Supporters of the RJA, which passed in 2009, contend the law is a hedge against racial prejudice in how capital cases are prosecuted and sentenced. State courts have upheld the law and four RJA petitioners have had their death sentences commuted to life without parole.
“North Carolina's Racial Justice Act - which forced our state to look squarely at the racism in our criminal justice system - was a major step in our efforts to repair the breach of slavery and Jim Crow in our state,” N.C. NAACP President Rev. William Barber said. “Our courts found the act constitutional, and that, indeed, there were acts of blatant racism involved in the sentence of death to men on death row."
Opponents argue the RJA, which 152 of 156 death row inmates have used to appeal their sentences — including white killers of white victims convicted by all-white juries — led to a de facto death penalty moratorium.

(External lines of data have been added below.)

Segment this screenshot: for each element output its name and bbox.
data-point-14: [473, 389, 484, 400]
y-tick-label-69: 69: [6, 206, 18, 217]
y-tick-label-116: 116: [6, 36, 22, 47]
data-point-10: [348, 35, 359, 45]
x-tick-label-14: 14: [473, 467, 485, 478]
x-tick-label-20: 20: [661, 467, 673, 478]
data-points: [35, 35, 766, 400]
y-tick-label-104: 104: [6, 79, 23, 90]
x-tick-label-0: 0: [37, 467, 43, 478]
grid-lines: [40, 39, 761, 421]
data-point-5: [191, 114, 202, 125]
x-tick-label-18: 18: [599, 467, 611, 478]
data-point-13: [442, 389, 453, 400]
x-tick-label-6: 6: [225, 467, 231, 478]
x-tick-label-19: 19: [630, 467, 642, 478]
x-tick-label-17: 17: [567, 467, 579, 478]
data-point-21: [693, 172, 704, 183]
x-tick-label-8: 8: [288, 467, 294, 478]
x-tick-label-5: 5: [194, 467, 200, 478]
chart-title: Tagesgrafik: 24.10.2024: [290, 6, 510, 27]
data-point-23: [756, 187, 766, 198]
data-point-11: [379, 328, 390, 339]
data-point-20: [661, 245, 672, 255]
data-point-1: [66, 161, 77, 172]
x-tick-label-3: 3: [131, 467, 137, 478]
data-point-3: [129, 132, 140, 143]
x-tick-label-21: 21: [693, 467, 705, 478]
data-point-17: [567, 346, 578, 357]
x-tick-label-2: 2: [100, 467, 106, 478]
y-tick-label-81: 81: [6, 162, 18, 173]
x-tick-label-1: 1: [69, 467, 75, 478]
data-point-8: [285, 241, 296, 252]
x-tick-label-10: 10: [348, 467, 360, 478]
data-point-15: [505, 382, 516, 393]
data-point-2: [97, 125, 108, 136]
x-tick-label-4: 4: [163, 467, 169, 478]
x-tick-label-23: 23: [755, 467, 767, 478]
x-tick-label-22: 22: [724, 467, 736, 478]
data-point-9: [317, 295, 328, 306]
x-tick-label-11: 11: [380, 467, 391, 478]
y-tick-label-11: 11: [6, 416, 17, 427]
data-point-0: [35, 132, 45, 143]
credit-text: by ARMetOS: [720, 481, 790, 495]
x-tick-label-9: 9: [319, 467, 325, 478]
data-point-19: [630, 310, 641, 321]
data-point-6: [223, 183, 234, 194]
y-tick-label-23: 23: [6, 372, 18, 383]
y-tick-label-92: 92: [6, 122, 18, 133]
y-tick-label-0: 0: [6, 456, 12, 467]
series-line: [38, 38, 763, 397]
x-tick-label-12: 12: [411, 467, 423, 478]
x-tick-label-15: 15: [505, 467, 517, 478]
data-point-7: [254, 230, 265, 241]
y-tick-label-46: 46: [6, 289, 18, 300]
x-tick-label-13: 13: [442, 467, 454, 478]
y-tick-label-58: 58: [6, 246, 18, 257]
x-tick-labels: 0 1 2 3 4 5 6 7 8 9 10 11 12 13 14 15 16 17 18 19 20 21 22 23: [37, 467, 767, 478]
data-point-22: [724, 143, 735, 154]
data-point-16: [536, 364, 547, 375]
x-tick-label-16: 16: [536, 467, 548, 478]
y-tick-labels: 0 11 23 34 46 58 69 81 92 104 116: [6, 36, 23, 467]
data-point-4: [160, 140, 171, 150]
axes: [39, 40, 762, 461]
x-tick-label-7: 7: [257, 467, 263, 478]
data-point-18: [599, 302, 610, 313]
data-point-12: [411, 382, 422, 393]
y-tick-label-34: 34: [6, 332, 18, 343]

The RJA was modified in 2012 when the Republican-dominated General Assembly stripped provisions from the law, which made N.C. the only state to allow convicts to use race as a reason to reduce the death penalty.
“The Racial Justice Act was important both symbolically, our state acknowledging its history of racial bias, and practically, undoing the damage of that same racial bias in the cases of scores of people living on death row,” said Stephen Dear, executive director of People of Faith Against the Death Penalty. We are not discouraged. No campaign for justice travels a smooth road.”